I have never subjected to physical abuse. Nor have I ever struggled from depression/anxiety/anorexia etc. My parents have always been there for me, loving, respectful of my choices and supportive. I’ve grown up in a middle class home in a beautiful part of the country and I have never gone without. My family is secure and I’m close to my sisters and extended family. Nathan is one of the sweetest, loving, caring person I have ever had the pleasure to meet, and not once has he ever shown me disrespect. I thank the Earth every day that I stumbled across him.
My ex emotionally abused me for nearly a year, it crushed my self esteem. It made me paranoid and he basically made me detest myself. I somehow I got it into my head that I was to try my hardest to please him and that my suffering. the tears and anguish were all because it was my fault. I literally blamed myself for every little fight we had, and I desperately tried to make it up to him no matter what. When we had a discussion about our sexual past and I told him I’d had a few intimate partners (only one being sex) he told me that he was disgusted in me, that I revolted him and that he couldn’t even be in the same room as me. Even though he told me he’d had sex with 22 people (which later turned out to be a lie?!) and he made me leave. I cried for ages and I begged for HIS forgiveness. Call me weak if you want, but I genuinely thought it was my fault, that I was disgusting. I didn’t think he’d done anything wrong.

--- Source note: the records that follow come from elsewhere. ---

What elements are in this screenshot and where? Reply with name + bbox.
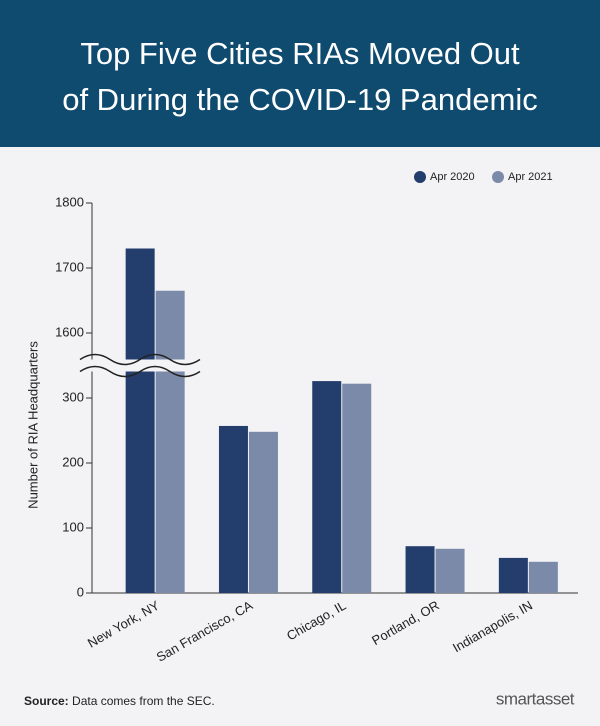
source-text: Data comes from the SEC. — [72, 694, 215, 708]
bar — [125, 248, 155, 593]
y-tick-label: 1700 — [55, 259, 84, 274]
y-tick-label: 0 — [77, 584, 84, 599]
bar — [498, 557, 528, 593]
bar — [342, 383, 372, 593]
y-tick-label: 300 — [62, 389, 84, 404]
header — [0, 0, 600, 147]
bar — [528, 561, 558, 593]
bar — [312, 381, 342, 593]
legend-swatch — [414, 171, 426, 183]
bar — [435, 548, 465, 593]
legend-swatch — [492, 171, 504, 183]
source: Source: Data comes from the SEC. — [24, 694, 215, 708]
source-label: Source: — [24, 694, 69, 708]
bar — [155, 290, 185, 593]
title-line: Top Five Cities RIAs Moved Out — [80, 36, 520, 71]
legend-label: Apr 2021 — [508, 171, 553, 183]
bar — [405, 546, 435, 593]
y-tick-label: 200 — [62, 454, 84, 469]
y-tick-label: 100 — [62, 519, 84, 534]
bar — [218, 425, 248, 593]
bar — [248, 431, 278, 593]
axis-break-line — [79, 353, 201, 366]
y-axis-label: Number of RIA Headquarters — [25, 341, 40, 509]
legend-label: Apr 2020 — [430, 171, 475, 183]
axis-break-line — [79, 365, 201, 378]
y-tick-label: 1800 — [55, 194, 84, 209]
brand: smartasset — [496, 689, 575, 708]
title-line: of During the COVID-19 Pandemic — [62, 82, 538, 117]
y-tick-label: 1600 — [55, 324, 84, 339]
axis-break-gap — [80, 359, 200, 372]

I could go on for ages about all the shitty things that ever happened, all the shit he put me through; lying that he cheated on me, then going on to accuse me of cheating. But it would take too fucking long. I was just getting into feminism them and I don’t know why I didn’t see the signs until it was too late. I try not to look back but I feel better talking about it, I never told anyone the things he put me through because I wanted to protect him, I didn’t want my friends/family not to like him.
I’m so thankful that I have the friends that I do, they helped me get back on my feet, helped me realise what was happening and basically saved me from drowning. I’m a much stronger person now.
I still find it weird when Nathan doesn’t shout at me or call me names or belittle me, or judge me on my past etc. It actually bemused me at first when he did nice things because I was so ingrained in the thought that my past relationship was how it was supposed to be. I’ve learnt better now.
I’ve never been more happy than what I am with Nathan. He’s helped me more than he knows, and I don’t think he understands how much I appreciate what a lovely person he is.